As taxes for the wealthy are being cut, jobs are being outsourced if not lost and children are homeless and uninsured, this administration is running up the biggest deficit in U.S. history -- bound to be a terrible burden for future generations.

This imperialistic, stubborn adherence to wrongful policies and known untruths by the Cheney-Bush administration -- and that's the accurate order -- has simply become more than I can stand.

Although I am a longtime Republican, it is time to make a statement, and it is this: Vote for Kerry-Edwards, I implore you, on Nov. 2.

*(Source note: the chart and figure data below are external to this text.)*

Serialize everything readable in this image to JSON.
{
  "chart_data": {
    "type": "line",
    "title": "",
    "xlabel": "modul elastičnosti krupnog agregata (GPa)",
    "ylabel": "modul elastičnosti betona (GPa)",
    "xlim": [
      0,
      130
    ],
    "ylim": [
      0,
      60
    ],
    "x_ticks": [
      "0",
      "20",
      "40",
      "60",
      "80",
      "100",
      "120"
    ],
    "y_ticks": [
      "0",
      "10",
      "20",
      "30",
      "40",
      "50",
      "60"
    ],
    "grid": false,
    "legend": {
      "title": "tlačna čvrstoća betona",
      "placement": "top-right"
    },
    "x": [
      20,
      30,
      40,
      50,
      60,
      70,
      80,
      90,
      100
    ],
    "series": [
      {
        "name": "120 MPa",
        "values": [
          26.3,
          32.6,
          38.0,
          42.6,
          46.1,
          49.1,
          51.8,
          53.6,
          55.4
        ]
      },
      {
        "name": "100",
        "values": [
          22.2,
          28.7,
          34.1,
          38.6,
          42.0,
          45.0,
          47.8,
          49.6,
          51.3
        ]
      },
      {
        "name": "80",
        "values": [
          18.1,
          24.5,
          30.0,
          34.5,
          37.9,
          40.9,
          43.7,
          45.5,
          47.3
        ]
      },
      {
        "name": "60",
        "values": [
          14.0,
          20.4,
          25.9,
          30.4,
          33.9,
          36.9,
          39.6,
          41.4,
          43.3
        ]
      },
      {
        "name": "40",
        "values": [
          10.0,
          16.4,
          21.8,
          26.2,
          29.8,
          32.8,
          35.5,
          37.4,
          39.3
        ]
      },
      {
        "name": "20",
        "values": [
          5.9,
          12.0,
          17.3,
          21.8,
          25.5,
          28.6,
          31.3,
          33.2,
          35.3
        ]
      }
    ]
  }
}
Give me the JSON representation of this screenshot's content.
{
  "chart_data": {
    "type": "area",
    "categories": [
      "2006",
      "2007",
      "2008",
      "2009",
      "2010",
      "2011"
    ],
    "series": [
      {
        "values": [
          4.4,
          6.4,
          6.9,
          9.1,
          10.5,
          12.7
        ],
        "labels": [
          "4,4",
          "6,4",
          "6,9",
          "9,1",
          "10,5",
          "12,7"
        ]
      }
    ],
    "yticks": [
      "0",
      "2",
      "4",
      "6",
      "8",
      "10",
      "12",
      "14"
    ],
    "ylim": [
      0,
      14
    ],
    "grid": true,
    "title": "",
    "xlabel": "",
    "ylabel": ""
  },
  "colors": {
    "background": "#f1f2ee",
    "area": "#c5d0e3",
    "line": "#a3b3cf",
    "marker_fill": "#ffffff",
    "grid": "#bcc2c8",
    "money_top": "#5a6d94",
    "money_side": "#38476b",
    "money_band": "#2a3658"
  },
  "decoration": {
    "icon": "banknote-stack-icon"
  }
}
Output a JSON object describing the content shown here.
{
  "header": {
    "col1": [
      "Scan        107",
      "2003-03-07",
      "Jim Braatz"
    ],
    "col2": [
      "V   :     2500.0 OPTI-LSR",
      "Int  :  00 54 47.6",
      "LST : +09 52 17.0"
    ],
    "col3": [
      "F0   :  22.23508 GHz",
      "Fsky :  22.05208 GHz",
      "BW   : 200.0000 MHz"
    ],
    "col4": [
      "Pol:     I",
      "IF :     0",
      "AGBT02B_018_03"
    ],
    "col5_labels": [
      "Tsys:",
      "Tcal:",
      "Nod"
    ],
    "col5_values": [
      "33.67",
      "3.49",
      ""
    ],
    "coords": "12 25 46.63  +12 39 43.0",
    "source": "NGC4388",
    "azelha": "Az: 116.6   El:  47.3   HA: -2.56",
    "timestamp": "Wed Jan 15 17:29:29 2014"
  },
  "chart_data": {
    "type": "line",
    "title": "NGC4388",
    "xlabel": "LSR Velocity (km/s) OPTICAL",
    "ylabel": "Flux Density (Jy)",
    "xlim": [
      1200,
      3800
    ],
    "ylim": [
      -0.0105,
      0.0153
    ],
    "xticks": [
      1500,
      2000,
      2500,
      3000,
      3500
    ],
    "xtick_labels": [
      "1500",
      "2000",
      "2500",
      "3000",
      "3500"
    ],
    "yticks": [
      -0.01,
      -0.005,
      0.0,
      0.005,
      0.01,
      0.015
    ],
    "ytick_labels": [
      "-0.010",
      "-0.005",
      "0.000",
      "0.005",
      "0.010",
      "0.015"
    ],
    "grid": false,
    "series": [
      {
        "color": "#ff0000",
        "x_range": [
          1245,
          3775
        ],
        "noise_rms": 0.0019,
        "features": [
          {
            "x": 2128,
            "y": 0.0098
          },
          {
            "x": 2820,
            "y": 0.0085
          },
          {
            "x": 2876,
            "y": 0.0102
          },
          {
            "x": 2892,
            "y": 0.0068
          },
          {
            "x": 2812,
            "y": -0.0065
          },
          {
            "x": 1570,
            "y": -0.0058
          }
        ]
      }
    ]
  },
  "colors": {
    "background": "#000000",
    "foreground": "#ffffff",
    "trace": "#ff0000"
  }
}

Elmer L. Andersen was Minnesota's governor from 1961 to 1963.


----------



## SniperPride (Sep 20, 2004)

blah blah blah, I didnt even have to read past the first sentance, same old same old. I see the democrats are going into panic mode..."kerry has better credentials from his 20 years in the senate" 
Get real look at his voting record, it basically contradicts everything he says.
"Today, Bush and Cheney give us clever public relations names for programs -- need I say "No Child Left Behind? -- but a lack of funding to support them"
Wow insightful, kerry voted for the no child left behind act, and then now wont vote for its funding, why would it be underfunded??
I could go on and on, but there is no point, that would be like explaining how to drive a car to a blind person.


----------



## deacon (Sep 12, 2003)

Both canidates uke: We need a person from middle America to run this country! I cannot even watch these guys (Bush and Kerry), they just lie, lie, lie!

I hope a new party can be formed soon, before the next election!!!


----------



## seabass (Sep 26, 2002)

SP,
You should really take the time to go through it. It is written by a republican like yourself and a governor no less.


----------



## SniperPride (Sep 20, 2004)

He was governor in the early sixties lol


----------



## zogman (Mar 20, 2002)

Yea, and I voted Democrate once in the 60's. Last time though.


----------



## seabass (Sep 26, 2002)

> He was governor in the early sixties lol


...and with experience comes wisdom, no?


----------



## zogman (Mar 20, 2002)

Or senility


----------



## SniperPride (Sep 20, 2004)

seabass said:


> > He was governor in the early sixties lol
> 
> 
> ...and with experience comes wisdom, no?


lol yes with experience, not with age! Once again democrats are getting confused :lol:


----------



## sdeprie (May 1, 2004)

Everyone is entitled to his/her own opinion. Now, let's see. Who was Mn's last governor? Oh yea, a professional wrestler. I'm sorry, doesn't carry a lot of weight here.


----------



## racer66 (Oct 6, 2003)

One thing is for sure, we are exposing Kerry's lies, one after another. I guess your Gov. can't beat up our Gov. any more. :beer:


----------



## Matt Jones (Mar 6, 2002)

deacon said:


> Both canidates uke: We need a person from middle America to run this country! I cannot even watch these guys (Bush and Kerry), they just lie, lie, lie!
> 
> I hope a new party can be formed soon, before the next election!!!


I hear you! We have two rich-*** pukes from Yale...some choice! Like either of these guys can really represent the middle class of this country. Michael Jackson is almost as in touch as these two concerning how an average american lives and what their concerns are. These two don't really care about us, even if they lost they're still billionaires...what will they ever do?

We might as well have a friggin' king. :eyeroll:


----------



## racer66 (Oct 6, 2003)

Is this class envy I hear.


----------



## Matt Jones (Mar 6, 2002)

racer66 said:


> Is this class envy I hear.


To a certain extent yes. It's not like I'm poor and I'm talking about redistributing the wealth in this country or anything along those lines. I just think that we might be better off with someone who could relate to how the average american lives and what their concerns are if they are going to lead us.


----------



## zogman (Mar 20, 2002)

> I feel your pain


 Bill Clinton uke:


----------



## sevendogs (Sep 19, 2003)

I want to thank you for expressing your opinion. I am an independent, but if I knew that many Repubicans think like you do, I would join the Republican Party. I agree with you 100%. I am afraid we are moving back to Middle Age time. Torchures are back, SS is being eliminated and our President' mentality is not much different from Osama bin Laden. Both are inspired to fight by religion, not common sense.


----------



## sdeprie (May 1, 2004)

If you could show a poor, honest, common sense man (or woman) who could actually be elected, I would be tempted. Facts of life, it takes being rich just to get started at that level of politics. Try to go back and tell me who the last president was who was not considered independently wealthy.


----------